“One of the first things we have to say to a beginner who has brought us his [manuscript] is, ‘Avoid all epithets which are merely emotional. It is no use telling us that something was “mysterious” or “loathsome” or “awe-inspiring” or “voluptuous”. Do you think your readers will believe you just because you say so? You must go quite a different way to work.

“‘By direct description, by metaphor and simile, by secretly evoking powerful associations, by offering the right stimuli to our nerves (in the right degree and the right order), and by the very beat and vowel-melody and length and brevity of your sentences, you must bring it about that we, we readers, not you, exclaim “how mysterious!” or “loathsome” or whatever it is.

“‘Let me taste for myself, and you’ll have no need to tell me how I should react to the flavour.'”

-C.S. Lewis, Studies in Words

“[I]t’s a terrible thing, I think, in life to wait until you’re ready.

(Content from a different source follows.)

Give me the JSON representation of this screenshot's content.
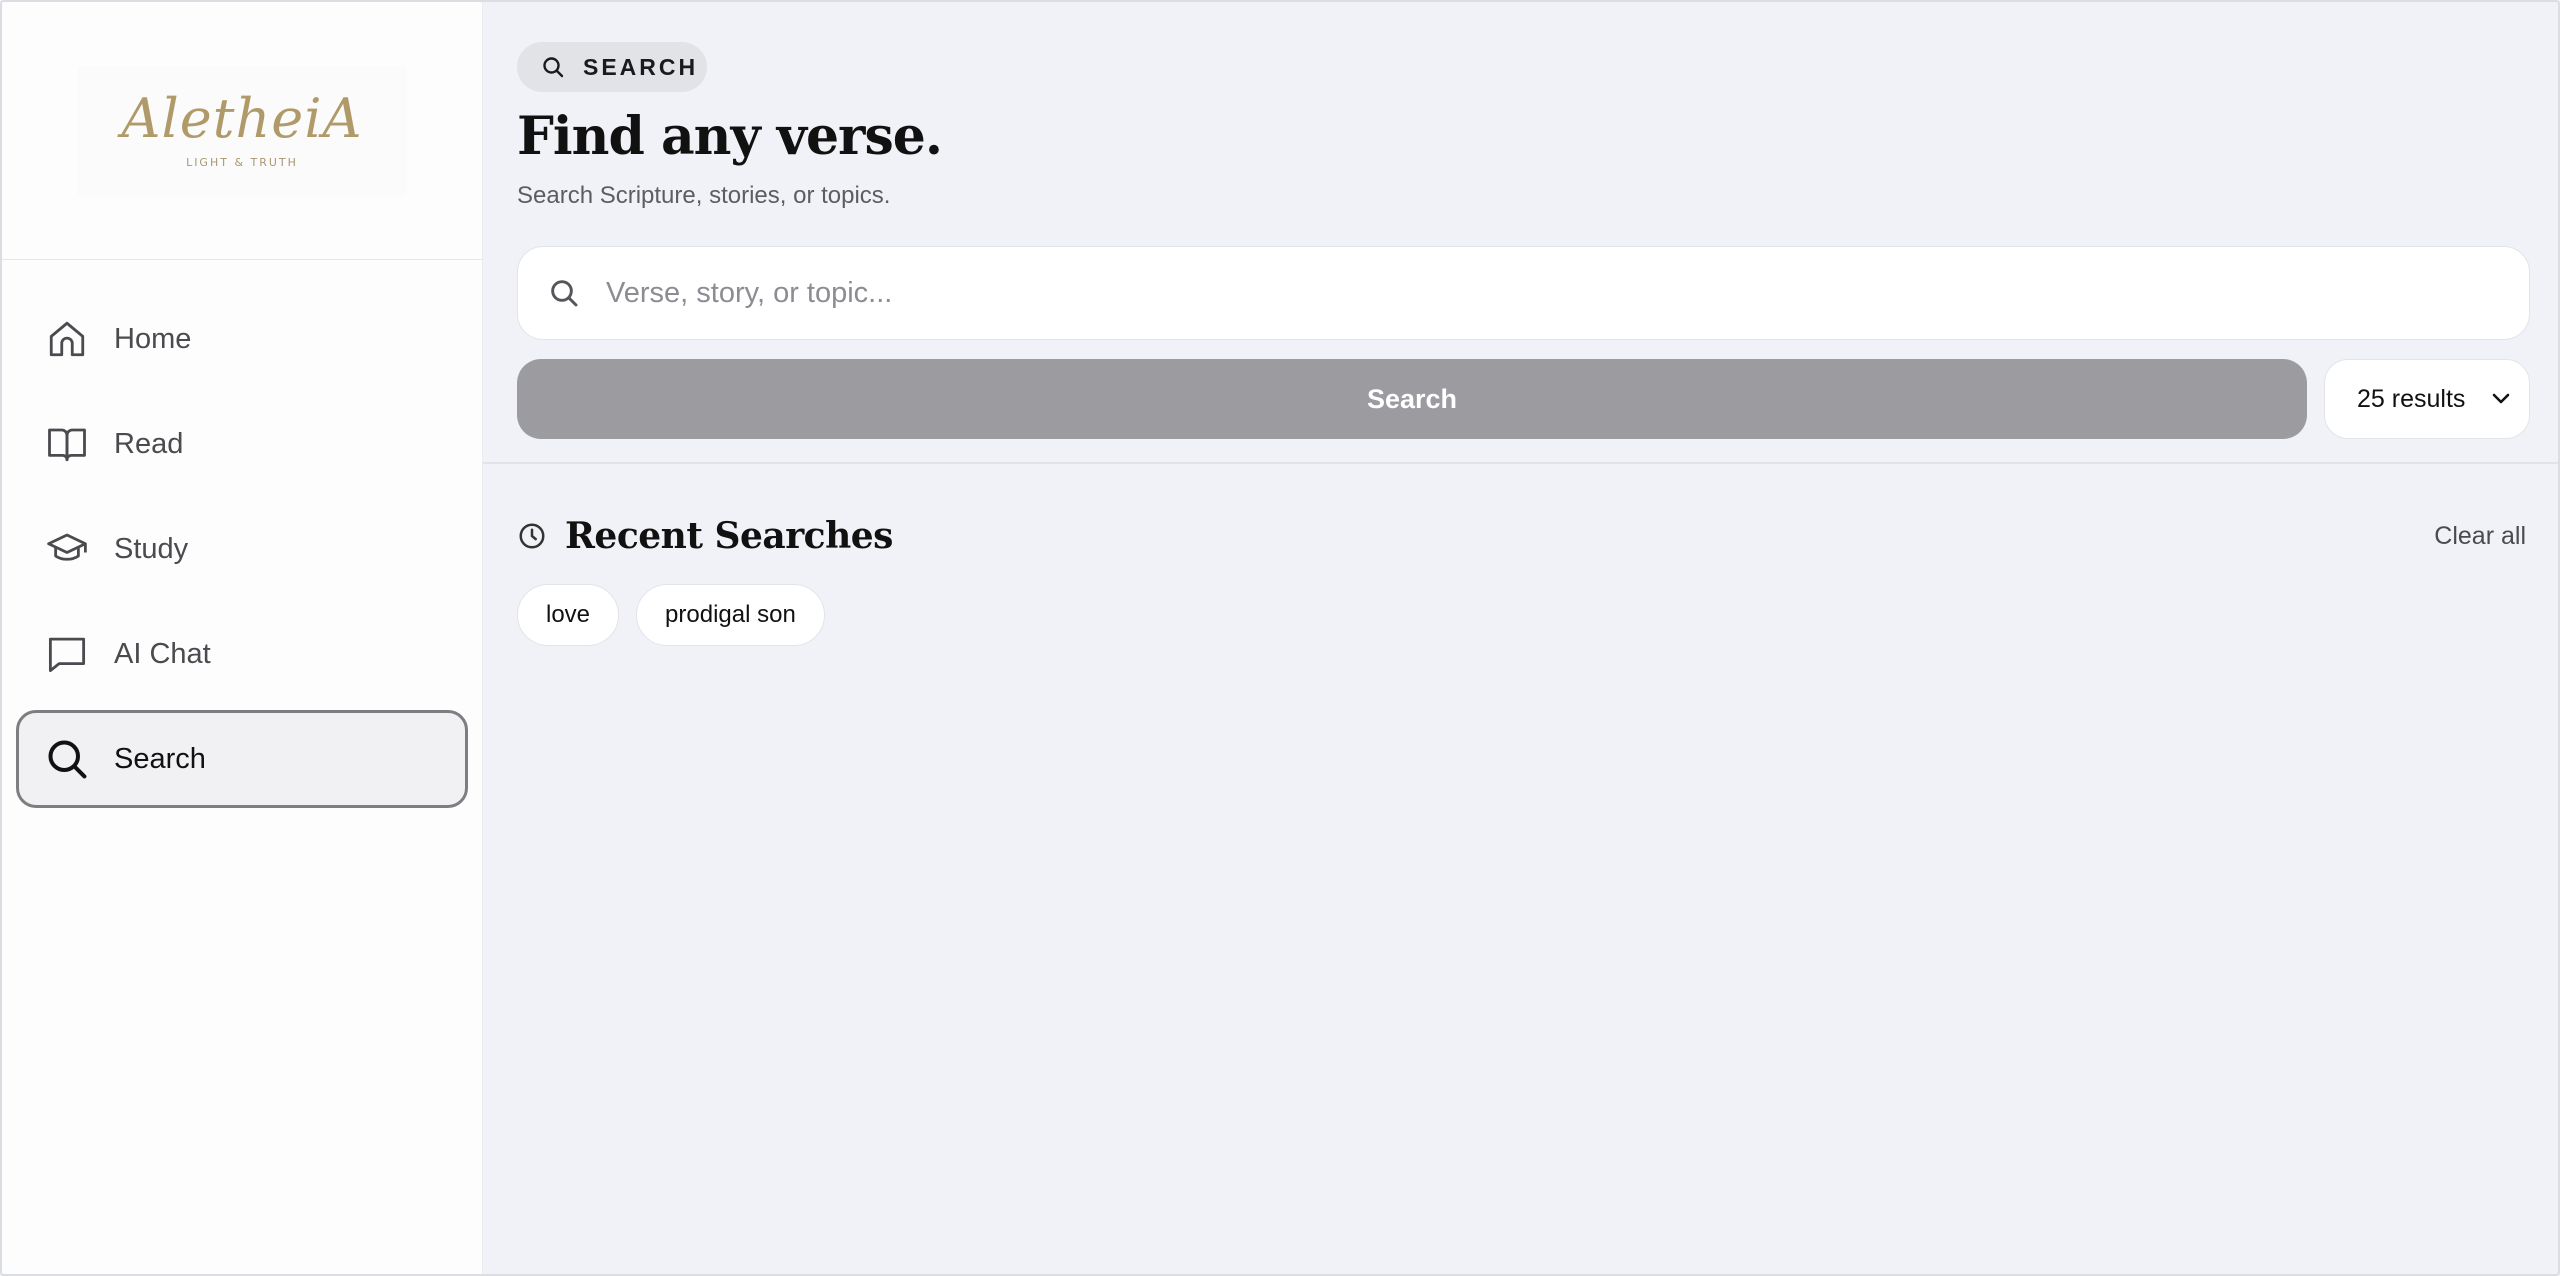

I have this feeling now that actually no one is ever ready to do anything. There’s almost no such thing as ready. There’s only now. And you may as well do it now.

“I mean, I say that confidently as if I’m about to go bungee jumping or something—I’m not. I’m not a crazed risk taker. But I do think that, generally speaking, now is as good a time as any.”

-Hugh Laurie, “Hugh Laurie sings the blues,” Time Out

“It’s not irrelevant, those moments of connection, those places where fiction saves your life. It’s the most important thing there is.”

-Neil Gaiman, Newbery Medal acceptance speech for The Graveyard Book at the annual conference of the American Library Association in Chicago, July 12, 2009.